Mississippi had led the nation in beatings, lynching, and mysterious disappearances. African Americans were registered to vote there at the lowest rate in the United States. The Mississippi Free Democratic Party was prepared to take over the state's delegation to the 1964 national convention. The Freedom Democrats were pledged to support the convention's expected choice, Lyndon Johnson.

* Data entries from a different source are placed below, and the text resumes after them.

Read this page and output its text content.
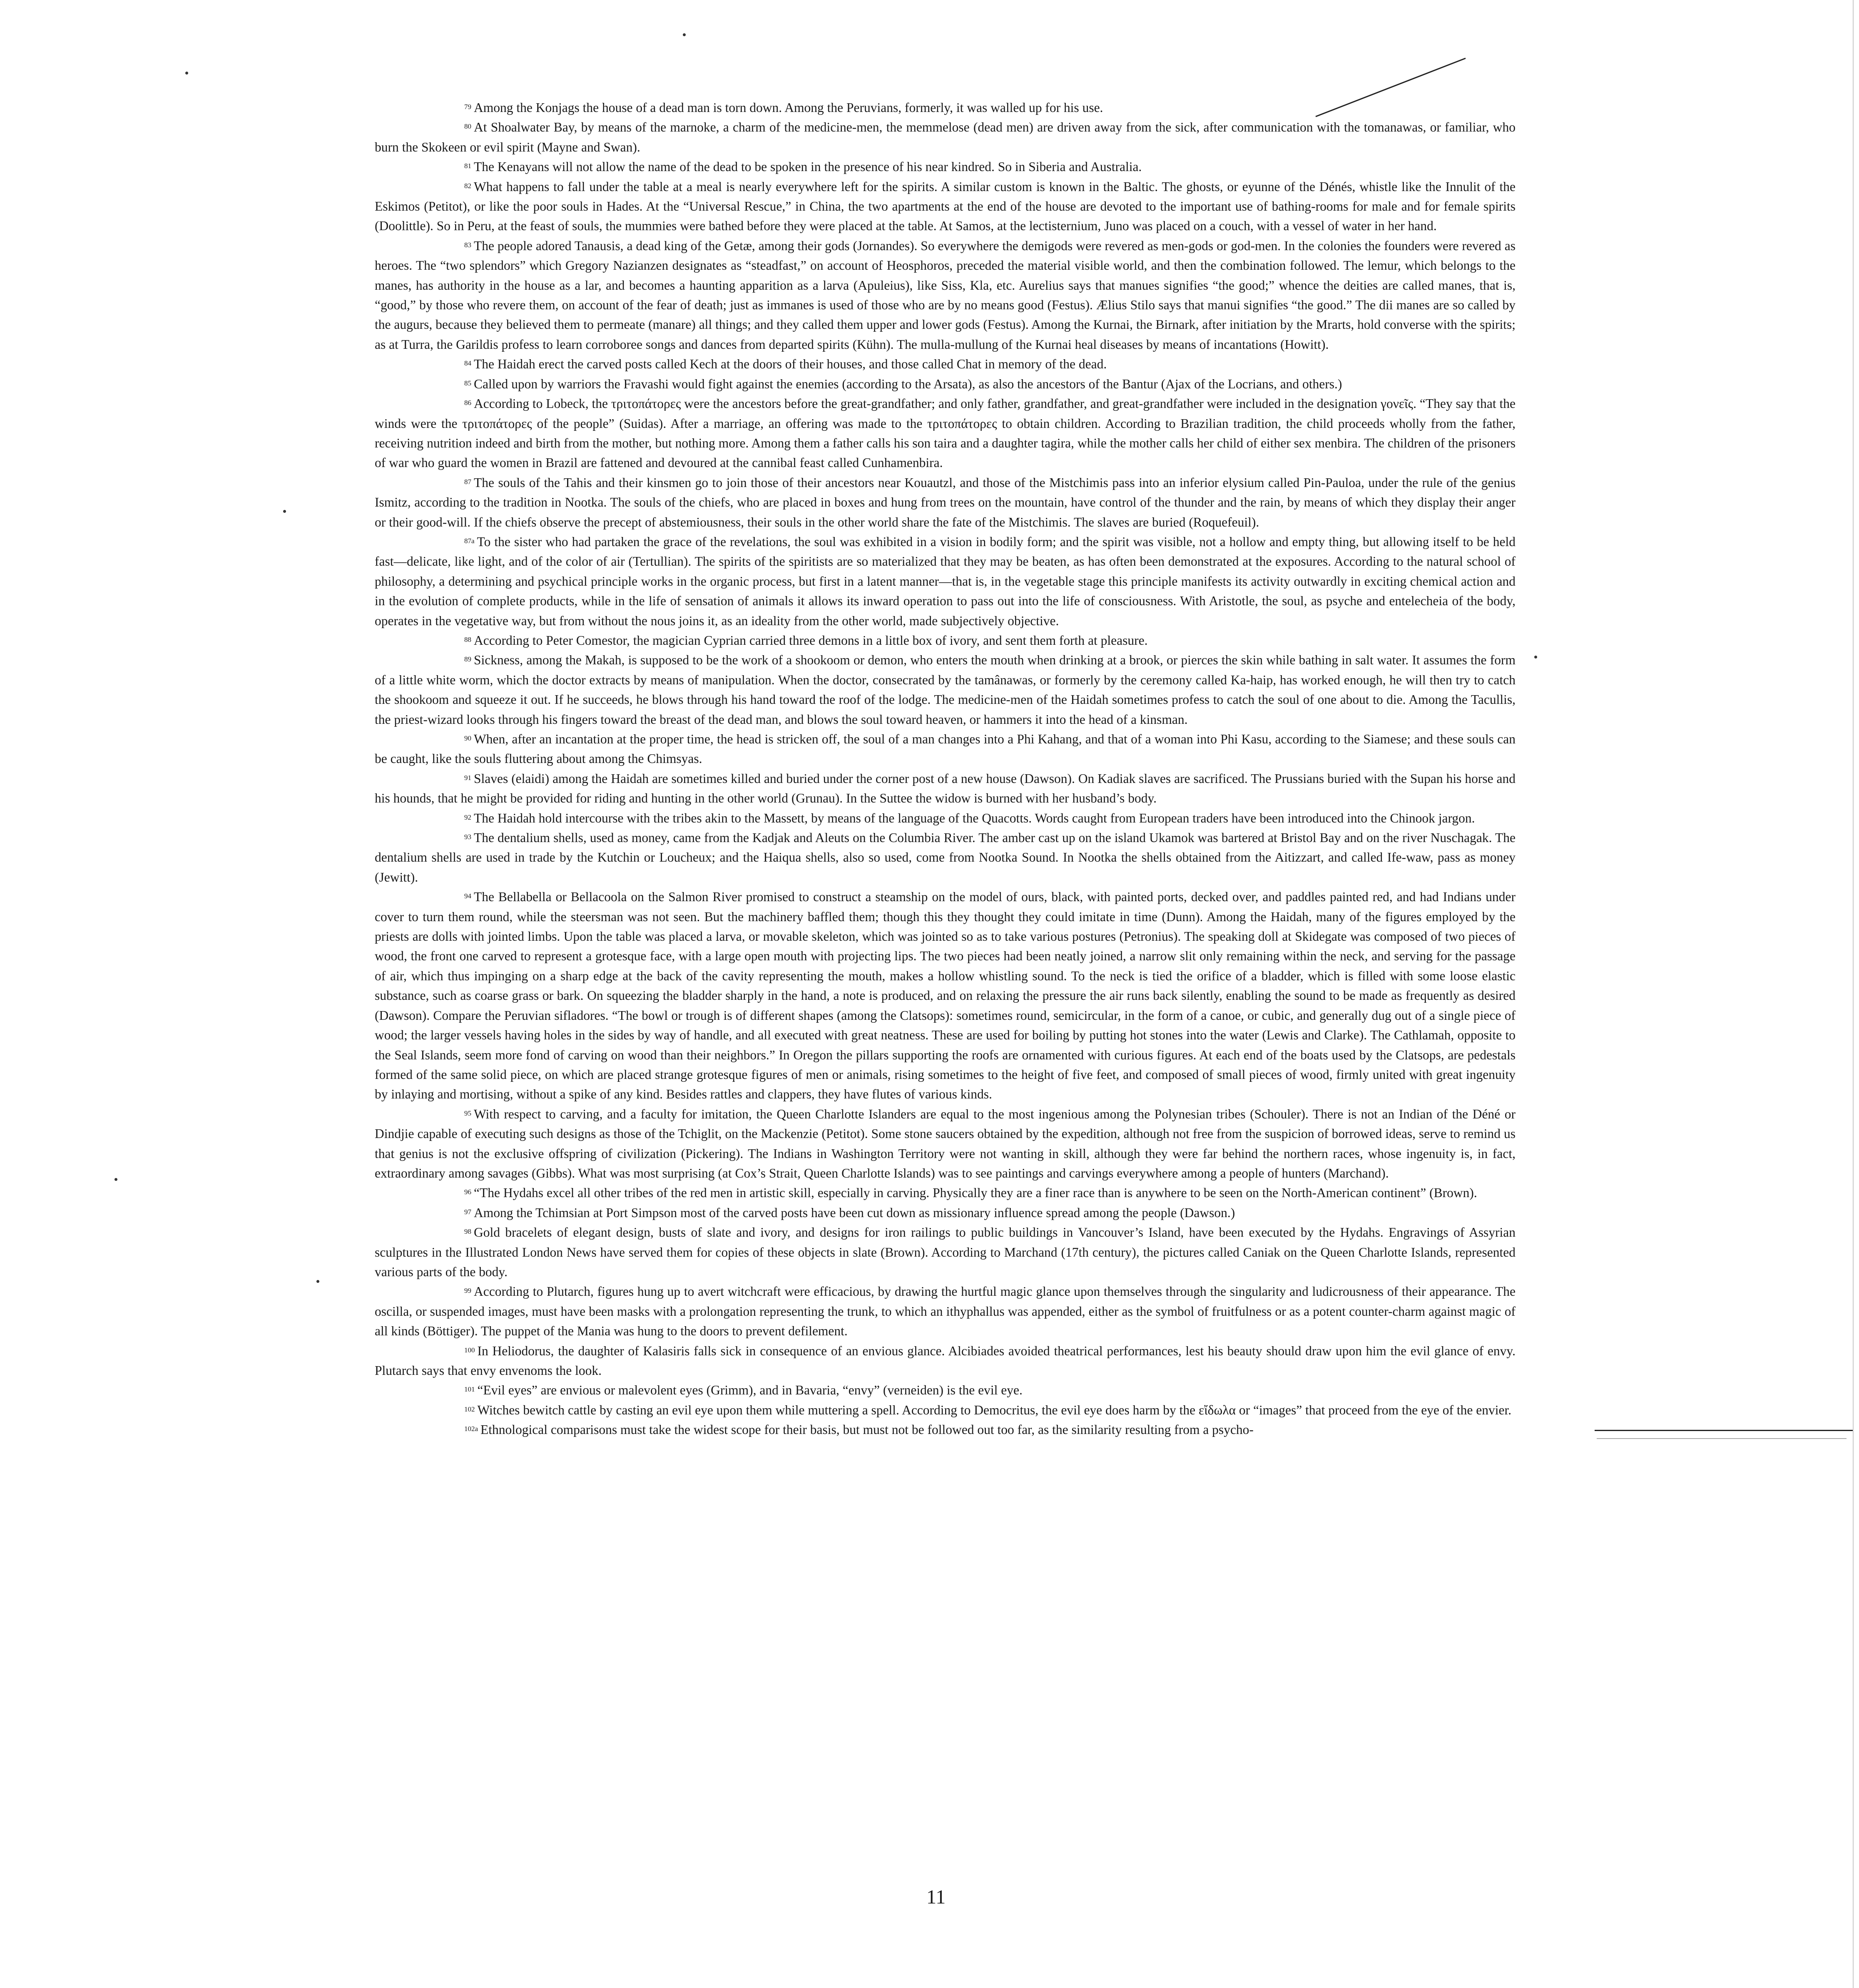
$^{79}$ Among the Konjags the house of a dead man is torn down. Among the Peruvians, formerly, it was walled up for his use.

$^{80}$ At Shoalwater Bay, by means of the marnoke, a charm of the medicine-men, the memmelose (dead men) are driven away from the sick, after communication with the tomanawas, or familiar, who burn the Skokeen or evil spirit (Mayne and Swan).

$^{81}$ The Kenayans will not allow the name of the dead to be spoken in the presence of his near kindred. So in Siberia and Australia.

$^{82}$ What happens to fall under the table at a meal is nearly everywhere left for the spirits. A similar custom is known in the Baltic. The ghosts, or eyunne of the Dénés, whistle like the Innulit of the Eskimos (Petitot), or like the poor souls in Hades. At the “Universal Rescue,” in China, the two apartments at the end of the house are devoted to the important use of bathing-rooms for male and for female spirits (Doolittle). So in Peru, at the feast of souls, the mummies were bathed before they were placed at the table. At Samos, at the lectisternium, Juno was placed on a couch, with a vessel of water in her hand.

$^{83}$ The people adored Tanausis, a dead king of the Getæ, among their gods (Jornandes). So everywhere the demigods were revered as men-gods or god-men. In the colonies the founders were revered as heroes. The “two splendors” which Gregory Nazianzen designates as “steadfast,” on account of Heosphoros, preceded the material visible world, and then the combination followed. The lemur, which belongs to the manes, has authority in the house as a lar, and becomes a haunting apparition as a larva (Apuleius), like Siss, Kla, etc. Aurelius says that manues signifies “the good;” whence the deities are called manes, that is, “good,” by those who revere them, on account of the fear of death; just as immanes is used of those who are by no means good (Festus). Ælius Stilo says that manui signifies “the good.” The dii manes are so called by the augurs, because they believed them to permeate (manare) all things; and they called them upper and lower gods (Festus). Among the Kurnai, the Birnark, after initiation by the Mrarts, hold converse with the spirits; as at Turra, the Garildis profess to learn corroboree songs and dances from departed spirits (Kühn). The mulla-mullung of the Kurnai heal diseases by means of incantations (Howitt).

$^{84}$ The Haidah erect the carved posts called Kech at the doors of their houses, and those called Chat in memory of the dead.

$^{85}$ Called upon by warriors the Fravashi would fight against the enemies (according to the Arsata), as also the ancestors of the Bantur (Ajax of the Locrians, and others.)

$^{86}$ According to Lobeck, the τριτοπάτορες were the ancestors before the great-grandfather; and only father, grandfather, and great-grandfather were included in the designation γονεῖς. “They say that the winds were the τριτοπάτορες of the people” (Suidas). After a marriage, an offering was made to the τριτοπάτορες to obtain children. According to Brazilian tradition, the child proceeds wholly from the father, receiving nutrition indeed and birth from the mother, but nothing more. Among them a father calls his son taira and a daughter tagira, while the mother calls her child of either sex menbira. The children of the prisoners of war who guard the women in Brazil are fattened and devoured at the cannibal feast called Cunhamenbira.

$^{87}$ The souls of the Tahis and their kinsmen go to join those of their ancestors near Kouautzl, and those of the Mistchimis pass into an inferior elysium called Pin-Pauloa, under the rule of the genius Ismitz, according to the tradition in Nootka. The souls of the chiefs, who are placed in boxes and hung from trees on the mountain, have control of the thunder and the rain, by means of which they display their anger or their good-will. If the chiefs observe the precept of abstemiousness, their souls in the other world share the fate of the Mistchimis. The slaves are buried (Roquefeuil).

$^{87a}$ To the sister who had partaken the grace of the revelations, the soul was exhibited in a vision in bodily form; and the spirit was visible, not a hollow and empty thing, but allowing itself to be held fast—delicate, like light, and of the color of air (Tertullian). The spirits of the spiritists are so materialized that they may be beaten, as has often been demonstrated at the exposures. According to the natural school of philosophy, a determining and psychical principle works in the organic process, but first in a latent manner—that is, in the vegetable stage this principle manifests its activity outwardly in exciting chemical action and in the evolution of complete products, while in the life of sensation of animals it allows its inward operation to pass out into the life of consciousness. With Aristotle, the soul, as psyche and entelecheia of the body, operates in the vegetative way, but from without the nous joins it, as an ideality from the other world, made subjectively objective.

$^{88}$ According to Peter Comestor, the magician Cyprian carried three demons in a little box of ivory, and sent them forth at pleasure.

$^{89}$ Sickness, among the Makah, is supposed to be the work of a shookoom or demon, who enters the mouth when drinking at a brook, or pierces the skin while bathing in salt water. It assumes the form of a little white worm, which the doctor extracts by means of manipulation. When the doctor, consecrated by the tamânawas, or formerly by the ceremony called Ka-haip, has worked enough, he will then try to catch the shookoom and squeeze it out. If he succeeds, he blows through his hand toward the roof of the lodge. The medicine-men of the Haidah sometimes profess to catch the soul of one about to die. Among the Tacullis, the priest-wizard looks through his fingers toward the breast of the dead man, and blows the soul toward heaven, or hammers it into the head of a kinsman.

$^{90}$ When, after an incantation at the proper time, the head is stricken off, the soul of a man changes into a Phi Kahang, and that of a woman into Phi Kasu, according to the Siamese; and these souls can be caught, like the souls fluttering about among the Chimsyas.

$^{91}$ Slaves (elaidi) among the Haidah are sometimes killed and buried under the corner post of a new house (Dawson). On Kadiak slaves are sacrificed. The Prussians buried with the Supan his horse and his hounds, that he might be provided for riding and hunting in the other world (Grunau). In the Suttee the widow is burned with her husband’s body.

$^{92}$ The Haidah hold intercourse with the tribes akin to the Massett, by means of the language of the Quacotts. Words caught from European traders have been introduced into the Chinook jargon.

$^{93}$ The dentalium shells, used as money, came from the Kadjak and Aleuts on the Columbia River. The amber cast up on the island Ukamok was bartered at Bristol Bay and on the river Nuschagak. The dentalium shells are used in trade by the Kutchin or Loucheux; and the Haiqua shells, also so used, come from Nootka Sound. In Nootka the shells obtained from the Aitizzart, and called Ife-waw, pass as money (Jewitt).

$^{94}$ The Bellabella or Bellacoola on the Salmon River promised to construct a steamship on the model of ours, black, with painted ports, decked over, and paddles painted red, and had Indians under cover to turn them round, while the steersman was not seen. But the machinery baffled them; though this they thought they could imitate in time (Dunn). Among the Haidah, many of the figures employed by the priests are dolls with jointed limbs. Upon the table was placed a larva, or movable skeleton, which was jointed so as to take various postures (Petronius). The speaking doll at Skidegate was composed of two pieces of wood, the front one carved to represent a grotesque face, with a large open mouth with projecting lips. The two pieces had been neatly joined, a narrow slit only remaining within the neck, and serving for the passage of air, which thus impinging on a sharp edge at the back of the cavity representing the mouth, makes a hollow whistling sound. To the neck is tied the orifice of a bladder, which is filled with some loose elastic substance, such as coarse grass or bark. On squeezing the bladder sharply in the hand, a note is produced, and on relaxing the pressure the air runs back silently, enabling the sound to be made as frequently as desired (Dawson). Compare the Peruvian sifladores. “The bowl or trough is of different shapes (among the Clatsops): sometimes round, semicircular, in the form of a canoe, or cubic, and generally dug out of a single piece of wood; the larger vessels having holes in the sides by way of handle, and all executed with great neatness. These are used for boiling by putting hot stones into the water (Lewis and Clarke). The Cathlamah, opposite to the Seal Islands, seem more fond of carving on wood than their neighbors.” In Oregon the pillars supporting the roofs are ornamented with curious figures. At each end of the boats used by the Clatsops, are pedestals formed of the same solid piece, on which are placed strange grotesque figures of men or animals, rising sometimes to the height of five feet, and composed of small pieces of wood, firmly united with great ingenuity by inlaying and mortising, without a spike of any kind. Besides rattles and clappers, they have flutes of various kinds.

$^{95}$ With respect to carving, and a faculty for imitation, the Queen Charlotte Islanders are equal to the most ingenious among the Polynesian tribes (Schouler). There is not an Indian of the Déné or Dindjie capable of executing such designs as those of the Tchiglit, on the Mackenzie (Petitot). Some stone saucers obtained by the expedition, although not free from the suspicion of borrowed ideas, serve to remind us that genius is not the exclusive offspring of civilization (Pickering). The Indians in Washington Territory were not wanting in skill, although they were far behind the northern races, whose ingenuity is, in fact, extraordinary among savages (Gibbs). What was most surprising (at Cox’s Strait, Queen Charlotte Islands) was to see paintings and carvings everywhere among a people of hunters (Marchand).

$^{96}$ “The Hydahs excel all other tribes of the red men in artistic skill, especially in carving. Physically they are a finer race than is anywhere to be seen on the North-American continent” (Brown).

$^{97}$ Among the Tchimsian at Port Simpson most of the carved posts have been cut down as missionary influence spread among the people (Dawson.)

$^{98}$ Gold bracelets of elegant design, busts of slate and ivory, and designs for iron railings to public buildings in Vancouver’s Island, have been executed by the Hydahs. Engravings of Assyrian sculptures in the Illustrated London News have served them for copies of these objects in slate (Brown). According to Marchand (17th century), the pictures called Caniak on the Queen Charlotte Islands, represented various parts of the body.

$^{99}$ According to Plutarch, figures hung up to avert witchcraft were efficacious, by drawing the hurtful magic glance upon themselves through the singularity and ludicrousness of their appearance. The oscilla, or suspended images, must have been masks with a prolongation representing the trunk, to which an ithyphallus was appended, either as the symbol of fruitfulness or as a potent counter-charm against magic of all kinds (Böttiger). The puppet of the Mania was hung to the doors to prevent defilement.

$^{100}$ In Heliodorus, the daughter of Kalasiris falls sick in consequence of an envious glance. Alcibiades avoided theatrical performances, lest his beauty should draw upon him the evil glance of envy. Plutarch says that envy envenoms the look.

$^{101}$ “Evil eyes” are envious or malevolent eyes (Grimm), and in Bavaria, “envy” (verneiden) is the evil eye.

$^{102}$ Witches bewitch cattle by casting an evil eye upon them while muttering a spell. According to Democritus, the evil eye does harm by the εἴδωλα or “images” that proceed from the eye of the envier.

$^{102a}$ Ethnological comparisons must take the widest scope for their basis, but must not be followed out too far, as the similarity resulting from a psycho-

11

The arguments favoring seating of the Freedom Democrats gave rise to the New Left. The fight between the two Mississippi delegations and Bayard Rustin, Martin Luther King, Joseph Rauh, and Walter Reuther foreshadowed splits within the Democratic Party over Vietnam and the break-up of the old liberal-labor coalition. The Voting Rights Act passed in 1965. The danger to the Democratic Party was that demands of the most radical adherents would come to dominate its ranks.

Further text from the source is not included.